To deal with number literals we add an action that just calls the int() function
on the content of the token:

  >>> expr.add_word("NUMBER", lambda token: int(token.content))

To parse an expression and calculate the answer, we need to plug the parser and
tokenizer together.  This is done by creating a Parser object which takes both
the expression spec and a token generator.  We can then call the parse() method
to actually parse the input:

  >>> def calc(text):
  ...   return Parser(expr, tok.tokenize(text)).parse()

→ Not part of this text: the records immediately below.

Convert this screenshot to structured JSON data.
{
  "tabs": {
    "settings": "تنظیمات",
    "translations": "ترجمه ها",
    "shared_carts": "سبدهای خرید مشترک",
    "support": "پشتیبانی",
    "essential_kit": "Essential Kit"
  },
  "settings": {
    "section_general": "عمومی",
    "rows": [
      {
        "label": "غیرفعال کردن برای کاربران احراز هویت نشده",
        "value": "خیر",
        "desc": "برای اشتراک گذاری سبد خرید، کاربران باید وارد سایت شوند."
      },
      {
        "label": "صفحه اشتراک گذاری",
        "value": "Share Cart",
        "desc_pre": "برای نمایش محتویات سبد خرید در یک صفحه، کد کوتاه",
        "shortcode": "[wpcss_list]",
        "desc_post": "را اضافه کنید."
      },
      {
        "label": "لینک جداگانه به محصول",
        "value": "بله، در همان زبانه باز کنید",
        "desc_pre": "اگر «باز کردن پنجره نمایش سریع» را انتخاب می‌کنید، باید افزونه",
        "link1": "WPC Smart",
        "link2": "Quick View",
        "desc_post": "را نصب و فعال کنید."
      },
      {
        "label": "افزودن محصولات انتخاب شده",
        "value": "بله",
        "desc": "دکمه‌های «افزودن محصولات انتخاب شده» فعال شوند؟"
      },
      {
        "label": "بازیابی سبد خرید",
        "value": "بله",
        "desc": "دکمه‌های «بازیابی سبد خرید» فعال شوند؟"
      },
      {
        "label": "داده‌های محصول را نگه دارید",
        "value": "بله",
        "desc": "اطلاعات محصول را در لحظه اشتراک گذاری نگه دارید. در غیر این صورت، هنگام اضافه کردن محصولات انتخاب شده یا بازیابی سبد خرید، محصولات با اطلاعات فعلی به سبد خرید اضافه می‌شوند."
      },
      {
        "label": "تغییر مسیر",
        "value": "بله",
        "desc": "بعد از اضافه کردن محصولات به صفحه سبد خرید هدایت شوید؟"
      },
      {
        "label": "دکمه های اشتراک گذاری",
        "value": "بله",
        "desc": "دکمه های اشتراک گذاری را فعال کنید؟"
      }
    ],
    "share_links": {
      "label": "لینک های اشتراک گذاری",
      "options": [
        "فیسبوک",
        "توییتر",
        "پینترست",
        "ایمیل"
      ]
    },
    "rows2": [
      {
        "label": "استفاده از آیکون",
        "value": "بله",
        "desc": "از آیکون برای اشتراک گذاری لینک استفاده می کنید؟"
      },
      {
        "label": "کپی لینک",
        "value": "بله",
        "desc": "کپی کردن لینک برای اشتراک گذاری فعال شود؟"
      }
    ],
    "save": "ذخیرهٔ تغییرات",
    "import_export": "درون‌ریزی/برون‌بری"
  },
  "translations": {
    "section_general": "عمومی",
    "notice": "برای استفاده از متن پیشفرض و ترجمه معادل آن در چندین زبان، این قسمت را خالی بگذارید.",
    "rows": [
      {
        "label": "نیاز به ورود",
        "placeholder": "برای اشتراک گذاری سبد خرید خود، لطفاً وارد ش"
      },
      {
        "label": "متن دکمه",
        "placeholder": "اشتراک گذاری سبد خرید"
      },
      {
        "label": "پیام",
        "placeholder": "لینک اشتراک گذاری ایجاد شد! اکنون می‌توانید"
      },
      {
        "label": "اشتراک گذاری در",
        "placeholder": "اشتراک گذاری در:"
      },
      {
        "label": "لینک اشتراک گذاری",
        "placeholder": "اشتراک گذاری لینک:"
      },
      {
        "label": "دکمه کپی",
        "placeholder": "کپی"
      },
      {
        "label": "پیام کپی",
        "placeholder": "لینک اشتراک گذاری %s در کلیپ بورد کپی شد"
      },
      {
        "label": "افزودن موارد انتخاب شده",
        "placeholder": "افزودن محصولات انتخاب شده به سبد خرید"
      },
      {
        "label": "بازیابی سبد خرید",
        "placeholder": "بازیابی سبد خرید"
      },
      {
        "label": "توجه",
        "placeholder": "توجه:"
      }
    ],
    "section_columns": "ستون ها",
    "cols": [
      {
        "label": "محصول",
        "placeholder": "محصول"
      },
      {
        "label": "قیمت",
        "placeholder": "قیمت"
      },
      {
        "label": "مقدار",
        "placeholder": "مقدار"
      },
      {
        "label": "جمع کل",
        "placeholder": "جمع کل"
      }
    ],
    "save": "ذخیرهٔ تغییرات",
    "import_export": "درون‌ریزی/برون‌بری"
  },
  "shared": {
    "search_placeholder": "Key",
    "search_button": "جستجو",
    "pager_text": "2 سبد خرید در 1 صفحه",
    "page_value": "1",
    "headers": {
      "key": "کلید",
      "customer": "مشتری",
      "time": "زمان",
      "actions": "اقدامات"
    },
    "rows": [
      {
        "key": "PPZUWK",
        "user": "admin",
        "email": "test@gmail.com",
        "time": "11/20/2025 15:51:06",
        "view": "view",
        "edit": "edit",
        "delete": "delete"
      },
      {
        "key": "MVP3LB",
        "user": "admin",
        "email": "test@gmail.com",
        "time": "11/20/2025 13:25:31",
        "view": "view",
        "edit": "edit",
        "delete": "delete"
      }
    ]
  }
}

We can check that this parses numbers:

  >>> calc("42")
  42

Operators for addition and subtraction can be added to the expression spec like
this:

  >>> expr.add_binary_op("+", 10, Assoc.LEFT,
  ...                    lambda token, left, right: left + right)
  >>> expr.add_binary_op("-", 10, Assoc.LEFT,
  ...                    lambda token, left, right: left - right)

This allows us to process simple expressions:

  >>> calc("2 + 2")
  4

The number '10' in the lines above indicates the precedence of the operator.  To
add multiplication and division operators, we need to set a higher
precendence value to ensure the correct result:

  >>> expr.add_binary_op("*", 20, Assoc.LEFT,
  ...                    lambda token, left, right: left * right)
  >>> expr.add_binary_op("/", 20, Assoc.LEFT,
  ...                    lambda token, left, right: left / right)

  >>> calc("1 + 2 * 3")
  7

A more detailed example can be found in the file test/calc_example.py.